Like many historians in today's black studies, gender studies, gay studies or feminist studies field, Nielsen looks at history and events through a particular lens, in her case the lens of disability. She demonstrates the extent to which ableism has prevailed, stigmatizing disability and equating disability with dependency. To a certain extent, in the lives of Native Americans and in colonial America, disability was only an issue when it prevented useful work. Nielsen may be guilty of idealizing some of the Native American groups, but the attitude she attributes to them, that everyone has a unique contribution to make, no matter what physical limitations they have, is certainly commendable.
The treatment of slaves and women receives special attention, as these groups were considered disabled simply because of their race and gender. As they were by definition disabled, they required extra care--and of course extra measures of control. With the establishment of a new nation, new forms of organization and bureaucracy emerged, one expression of which was institutions for the disabled. In some cases, these were successful, such as schools for the deaf. In others, however, disabled people "whose bodies or minds were believed to be beyond redemption were variably warehoused or removed." This remained the case well into the twentieth century, when activists and reformers exposed horrific conditions at certain institutions, leading to a movement promoting deinstitutionalization and independent living. This work continues to be necessary even today.

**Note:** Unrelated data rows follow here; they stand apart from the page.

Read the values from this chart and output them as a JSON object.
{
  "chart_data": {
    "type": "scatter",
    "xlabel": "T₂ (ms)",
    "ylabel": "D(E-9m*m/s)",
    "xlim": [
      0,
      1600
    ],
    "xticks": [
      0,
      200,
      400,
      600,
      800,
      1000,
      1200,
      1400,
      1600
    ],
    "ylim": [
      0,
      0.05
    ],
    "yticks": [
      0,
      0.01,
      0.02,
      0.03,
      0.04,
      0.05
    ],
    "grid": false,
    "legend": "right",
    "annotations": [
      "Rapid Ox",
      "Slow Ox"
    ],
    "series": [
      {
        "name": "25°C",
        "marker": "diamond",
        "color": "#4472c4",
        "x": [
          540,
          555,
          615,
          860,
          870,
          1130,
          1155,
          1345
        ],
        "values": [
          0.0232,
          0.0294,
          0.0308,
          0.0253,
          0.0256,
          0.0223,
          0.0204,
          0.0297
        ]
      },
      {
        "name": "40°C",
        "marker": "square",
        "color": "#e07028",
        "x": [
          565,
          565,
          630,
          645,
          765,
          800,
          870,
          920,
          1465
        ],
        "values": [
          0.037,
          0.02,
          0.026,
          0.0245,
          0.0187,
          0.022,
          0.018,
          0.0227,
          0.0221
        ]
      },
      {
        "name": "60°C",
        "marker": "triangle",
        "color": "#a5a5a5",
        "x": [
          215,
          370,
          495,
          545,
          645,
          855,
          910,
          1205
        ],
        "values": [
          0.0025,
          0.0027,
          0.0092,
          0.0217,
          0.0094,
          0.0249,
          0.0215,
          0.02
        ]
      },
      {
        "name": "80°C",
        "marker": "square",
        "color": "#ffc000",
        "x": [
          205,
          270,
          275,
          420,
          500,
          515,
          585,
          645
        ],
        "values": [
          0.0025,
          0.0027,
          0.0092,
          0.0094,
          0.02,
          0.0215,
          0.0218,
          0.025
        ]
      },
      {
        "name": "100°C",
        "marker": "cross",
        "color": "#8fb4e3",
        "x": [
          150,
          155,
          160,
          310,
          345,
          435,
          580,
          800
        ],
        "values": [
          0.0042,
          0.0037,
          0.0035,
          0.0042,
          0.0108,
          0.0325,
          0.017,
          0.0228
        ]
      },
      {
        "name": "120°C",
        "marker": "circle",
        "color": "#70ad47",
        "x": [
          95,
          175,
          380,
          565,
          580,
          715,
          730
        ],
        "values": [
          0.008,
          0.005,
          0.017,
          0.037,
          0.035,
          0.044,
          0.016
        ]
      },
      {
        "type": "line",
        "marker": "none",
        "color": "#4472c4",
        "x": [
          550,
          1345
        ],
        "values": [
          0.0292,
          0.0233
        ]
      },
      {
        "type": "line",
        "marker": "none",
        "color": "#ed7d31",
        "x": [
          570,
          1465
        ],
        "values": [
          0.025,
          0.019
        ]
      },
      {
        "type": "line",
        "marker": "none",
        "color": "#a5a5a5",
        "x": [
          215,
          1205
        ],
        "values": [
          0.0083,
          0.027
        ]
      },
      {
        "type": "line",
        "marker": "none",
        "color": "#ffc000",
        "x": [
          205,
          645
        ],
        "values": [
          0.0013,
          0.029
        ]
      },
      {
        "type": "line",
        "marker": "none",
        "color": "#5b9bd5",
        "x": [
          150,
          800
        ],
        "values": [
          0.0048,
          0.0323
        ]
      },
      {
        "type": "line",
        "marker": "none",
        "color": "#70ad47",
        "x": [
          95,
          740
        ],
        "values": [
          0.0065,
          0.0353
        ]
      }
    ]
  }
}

One of the many devastating outcomes of the Civil War was the huge number of soldiers disabled during the war. Nielsen points out that every war leads to improvements in prosthetics, starting with the Civil War. One Confederate veteran who had his leg amputated during the war, James Hanger, began a prosthetics company that survives even today. (We have gotten orthotic foot braces for my daughter from Hanger.) On the other hand, not only disabled veterans but others who were "diseased, maimed, mutilated, or in any way deformed so as to be an unsightly or disgusting object" were prohibited from appearing in public or from begging on the street by "ugly laws" imposed in San Francisco, Chicago, Portland, and other cities.
The reader, disabled or not, can be heartened by the progress made by disabled people, starting in the latter half of the twentieth century. Although the disabled rights movement doesn't get the attention that racial equality and feminism get, groups of disabled people fully embraced the civil rights movement as their own. We tend to take for granted the fruit of the disability rights movement like wheelchair ramps, TTY phones, and countless other means by which life has become more accessible for people with disabilities.
Just as blacks, women, and other minorities have experienced subjugation and worked toward equality, so have people with disabilities. Nielsen writes, "There is no question that the power to define bodies as disabled has given justification, throughout US history, for subjugation and oppression." Far too often "ableism defines disability and people with disabilities as defective and inadequate, and . . . disability is used to create and justify hierarchies." By telling the stories of disabled people in history, she points out the stigma while pointing toward the pride emerging in spite of ableist ideology.